13 DE COMMISSIE VERWERPT DEZE REDENERING . ONDER VERWIJZING NAAR HET ARREST VAN 20 FEBRUARI 1975 ( ZAAK 12/74 , COMMISSIE T . DUITSLAND , JURISPR . 1975 , BLZ . 191 ) BETOOGT ZIJ DAT HET VOOR DE KOPER NIET NOODZAKELIJK IS TE WETEN OF EEN PRODUKT EEN BEPAALDE OORSPRONG HEEFT , TENZIJ DIE OORSPRONG EEN BEPAALDE KWALITEIT , BEPAALDE GRONDSTOFFEN , EEN SPECIFIEKE BEREIDINGSWIJZE OF EEN BIJZONDERE PLAATS IN DE FOLKLORE OF DE TRADITIE VAN EEN BEDOELD GEBIED IMPLICEERT . AANGEZIEN DE IN DE VERORDENINGEN BEDOELDE PRODUKTEN DEZE KENMERKEN NIET VERTONEN , ZOUDEN DE MAATREGELEN IN GEDING NIET GERECHTVAARDIGD EN DERHALVE ' ' OPENLIJK DISCRIMINEREND ' ' ZIJN .

14 MITSDIEN MOET WORDEN ONDERZOCHT OF DE BESTREDEN MAATREGELEN INDERDAAD DISCRIMINEREND ZIJN DAN WEL OF DIT SLECHTS SCHIJNBAAR HET GEVAL IS .

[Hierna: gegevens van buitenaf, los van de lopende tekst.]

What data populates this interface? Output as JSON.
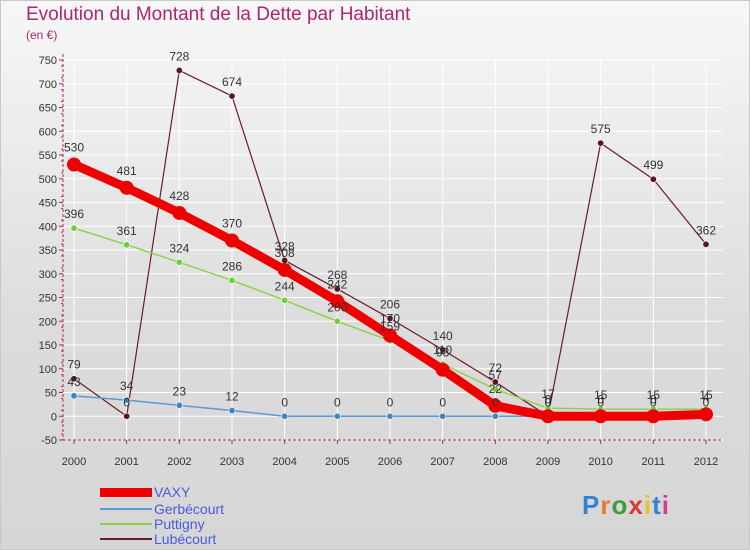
{
  "chart_data": {
    "type": "line",
    "title": "Evolution du Montant de la Dette par Habitant",
    "subtitle": "(en €)",
    "categories": [
      "2000",
      "2001",
      "2002",
      "2003",
      "2004",
      "2005",
      "2006",
      "2007",
      "2008",
      "2009",
      "2010",
      "2011",
      "2012"
    ],
    "ylim": [
      -50,
      750
    ],
    "yticks": [
      -50,
      0,
      50,
      100,
      150,
      200,
      250,
      300,
      350,
      400,
      450,
      500,
      550,
      600,
      650,
      700,
      750
    ],
    "grid": true,
    "series": [
      {
        "name": "VAXY",
        "color": "#ee0000",
        "values": [
          530,
          481,
          428,
          370,
          308,
          242,
          170,
          98,
          22,
          0,
          0,
          0,
          4
        ]
      },
      {
        "name": "Gerbécourt",
        "color": "#5b9bd5",
        "values": [
          43,
          34,
          23,
          12,
          0,
          0,
          0,
          0,
          0,
          0,
          0,
          0,
          0
        ]
      },
      {
        "name": "Puttigny",
        "color": "#92d050",
        "values": [
          396,
          361,
          324,
          286,
          244,
          200,
          159,
          110,
          57,
          17,
          15,
          15,
          15
        ]
      },
      {
        "name": "Lubécourt",
        "color": "#6b1c28",
        "values": [
          79,
          0,
          728,
          674,
          328,
          268,
          206,
          140,
          72,
          0,
          575,
          499,
          362
        ]
      }
    ]
  },
  "legend_labels": [
    "VAXY",
    "Gerbécourt",
    "Puttigny",
    "Lubécourt"
  ],
  "logo_text": "Proxiti"
}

15 DE IN DE SALE ORDER EN DE IMPORTATION ORDER BEDOELDE SOUVENIRS ZIJN IN HET ALGEMEEN BIJOUTERIEEN VAN GERINGE HANDELSWAARDE , DIE EEN MOTIEF OF EMBLEEM AFBEELDEN OF BEVATTEN DAT HERINNERT AAN EEN IERSE PLAATS , VOORWERP , PERSONAGE OF HISTORISCHE GEBEURTENIS , OF DIE EEN IERS SYMBOOL WEERGEVEN , EN DIE HUN WAARDE ONTLENEN AAN HET FEIT DAT DE KOPER , VEELAL EEN TOERIST , ZE TER PLAATSE KOOPT . DE WEZENLIJKE EIGENSCHAP VAN BEDOELDE SOUVENIRS IS DAT ZIJ DOOR HET AFGEBEELDE EEN HERINNERING ZIJN AAN EEN BEZOCHTE PLAATS , HETGEEN OP ZICHZELF NIET BETEKENT DAT EEN SOUVENIR , ZOALS OMSCHREVEN IN DE VERORDENINGEN , NOODZAKELIJKERWIJS MOET ZIJN VERVAARDIGD IN HET LAND VAN HERKOMST .

16 AFGEZIEN VAN HETGEEN DE COMMISSIE MET BETREKKING TOT DE IN LITIGIEUZE VERORDENINGEN BEDOELDE ARTIKELEN BETOOGT , NAMELIJK DAT HET NIET VOLDOENDE ZOU ZIJN OOK VOOR BINNENLANDSE PRODUKTEN EEN AANDUIDING VAN OORSPRONG TE VERLANGEN , MOET VOORTS WORDEN OPGEMERKT DAT DE BELANGEN VAN DE CONSUMENTEN EN DE EERLIJKHEID VAN DE HANDEL VOLDOENDE ZOUDEN WORDEN GEWAARBORGD INDIEN HET AAN DE NATIONALE PRODUCENTEN ZOU WORDEN OVERGELATEN PASSENDE MAATREGELEN TE NEMEN , BIJVOORBEELD DOOR DESGEWENST OP HUN EIGEN PRODUKTEN OF DE VERPAKKING DAARVAN HUN MERK VAN OORSPRONG AAN TE BRENGEN .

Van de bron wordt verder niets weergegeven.